As he revealed in his 1964 memoir,
A Writer’s Capital, by virtue of his family, Auchincloss felt himself situated at the intersection of law and literature almost from birth. His father practiced corporate law at a single New York firm for fifty-seven years, and his mother was “an omnivorous reader” whose “literary opinions were pungent, incisive, always interesting,” and she was a skilled storyteller besides.
That’s not to say that law and literature fell into an easy accord for Auchincloss in adulthood. He spent many years zigzagging between the two pursuits. Initially, he doubted his literary powers, and was all but resigned to the idea that it was his destiny to follow his father into the legal profession: “I believed … that a man born to the responsibilities of a brownstone bourgeois world could only be an artist or writer if he were a genius, that he should not kick over the traces unless a resounding artistic success, universally recognized, should justify his otherwise ridiculous deviation. The world might need second-class lawyers and doctors; it did not need a second-class artist.” Perhaps it's not surprising then that when his first novel, written as a Yale undergraduate, was rejected, he promptly enrolled in law school.
Auchincloss found, to his surprise, that he enjoyed the study of law: “For what was a case but a short story? What was the law but language?” For a time, his duties on law review served as a satisfying substitute for fiction writing. But once he’d graduated and taken a job in practice, the fiction bug bit again. He spent all his spare time writing and before long he had a couple of published novels under his belt. It didn't interfere with his legal work and the partners at his firm regarded his writing good-naturedly as an interesting quirk. But if the writing didn’t interfere with his legal work, he feared that the same could not be said in reverse: “I was increasingly bothered by a nagging apprehension that I might be slighting my literary muse by not devoting myself full time to her.”
Once again, Auchincloss felt he must choose and this time he chose literature. He resigned from the firm to write full time. But after only a couple of years, he realized that this was a failed experiment: “To sum up the account of my nonlegal years, they added nothing to my stature as a writer. The main thing about them, of course, was to have been time, but even that proved an undependable friend. My writing hours increased, but both the quantity and quality of my writing remained the same.”
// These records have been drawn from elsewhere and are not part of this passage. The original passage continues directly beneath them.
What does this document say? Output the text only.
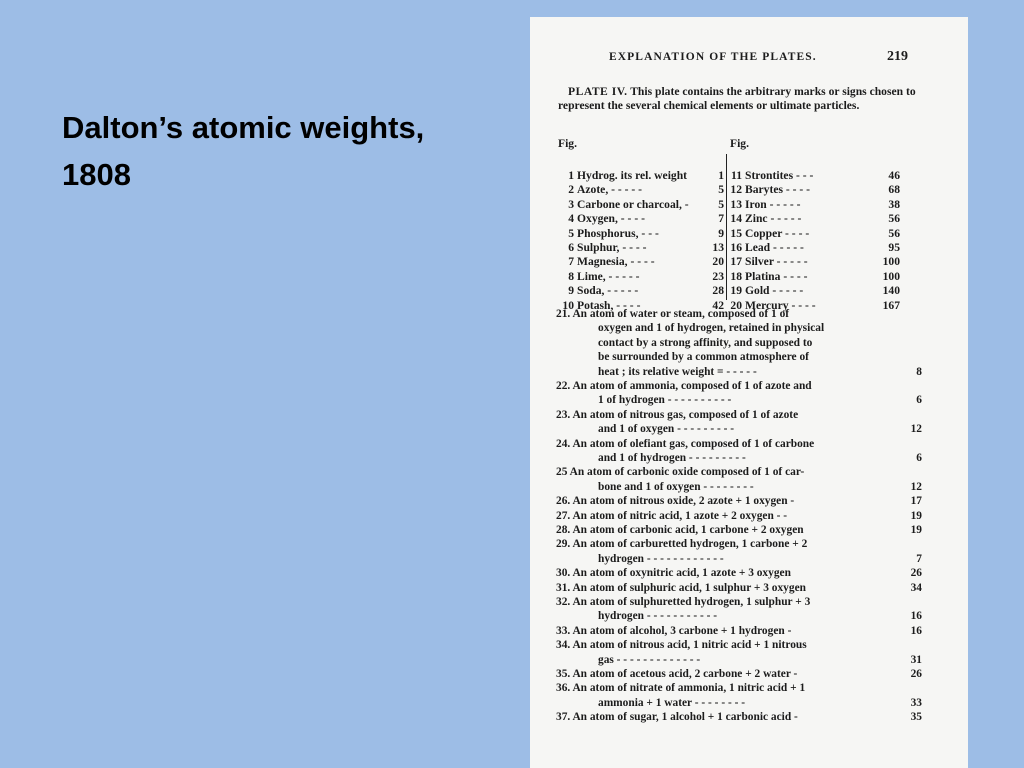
Dalton’s atomic weights,
1808
EXPLANATION OF THE PLATES.	219
PLATE IV. This plate contains the arbitrary marks or signs chosen to represent the several chemical elements or ultimate particles.
Fig.	Fig.
1 Hydrog. its rel. weight	1
2 Azote, - - - - -	5
3 Carbone or charcoal, -	5
4 Oxygen, - - - -	7
5 Phosphorus, - - -	9
6 Sulphur, - - - -	13
7 Magnesia, - - - -	20
8 Lime, - - - - -	23
9 Soda, - - - - -	28
10 Potash, - - - -	42
11 Strontites - - -	46
12 Barytes - - - -	68
13 Iron - - - - -	38
14 Zinc - - - - -	56
15 Copper - - - -	56
16 Lead - - - - -	95
17 Silver - - - - -	100
18 Platina - - - -	100
19 Gold - - - - -	140
20 Mercury - - - -	167
21. An atom of water or steam, composed of 1 of
oxygen and 1 of hydrogen, retained in physical
contact by a strong affinity, and supposed to
be surrounded by a common atmosphere of
heat ; its relative weight = - - - - -	8
22. An atom of ammonia, composed of 1 of azote and
1 of hydrogen - - - - - - - - - -	6
23. An atom of nitrous gas, composed of 1 of azote
and 1 of oxygen - - - - - - - - -	12
24. An atom of olefiant gas, composed of 1 of carbone
and 1 of hydrogen - - - - - - - - -	6
25 An atom of carbonic oxide composed of 1 of car-
bone and 1 of oxygen - - - - - - - -	12
26. An atom of nitrous oxide, 2 azote + 1 oxygen -	17
27. An atom of nitric acid, 1 azote + 2 oxygen - -	19
28. An atom of carbonic acid, 1 carbone + 2 oxygen	19
29. An atom of carburetted hydrogen, 1 carbone + 2
hydrogen - - - - - - - - - - - -	7
30. An atom of oxynitric acid, 1 azote + 3 oxygen	26
31. An atom of sulphuric acid, 1 sulphur + 3 oxygen	34
32. An atom of sulphuretted hydrogen, 1 sulphur + 3
hydrogen - - - - - - - - - - -	16
33. An atom of alcohol, 3 carbone + 1 hydrogen -	16
34. An atom of nitrous acid, 1 nitric acid + 1 nitrous
gas - - - - - - - - - - - - -	31
35. An atom of acetous acid, 2 carbone + 2 water -	26
36. An atom of nitrate of ammonia, 1 nitric acid + 1
ammonia + 1 water - - - - - - - -	33
37. An atom of sugar, 1 alcohol + 1 carbonic acid -	35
Auchincloss continued to write but also returned to practice: “People ask me how I manage to write and practice…. All I can say is that a great step was taken when I ceased to think of myself as a ‘lawyer’ or a ‘writer.’ I simply was doing what I was doing when I did it.” He termed this a “compromise” but it seems to me that it was something more than that. For it wasn’t simply a matter of allowing the two to co-exist, but of recognizing that both were of central importance to him and that, ultimately, they fed each other. He chose to practice in an area of law rich in human drama that offered inspiration for his fiction: "It is probably not a coincidence that my work has been largely with people and personal problems: planning of wills, of estates, setting up trusts, handling marital separations, divorces, as opposed to the more impersonal matters of corporate or municipal financing." And in several of his novels and stories, he shone a light back on his legal milieu, creating incisive portraits of law firms and lawyers.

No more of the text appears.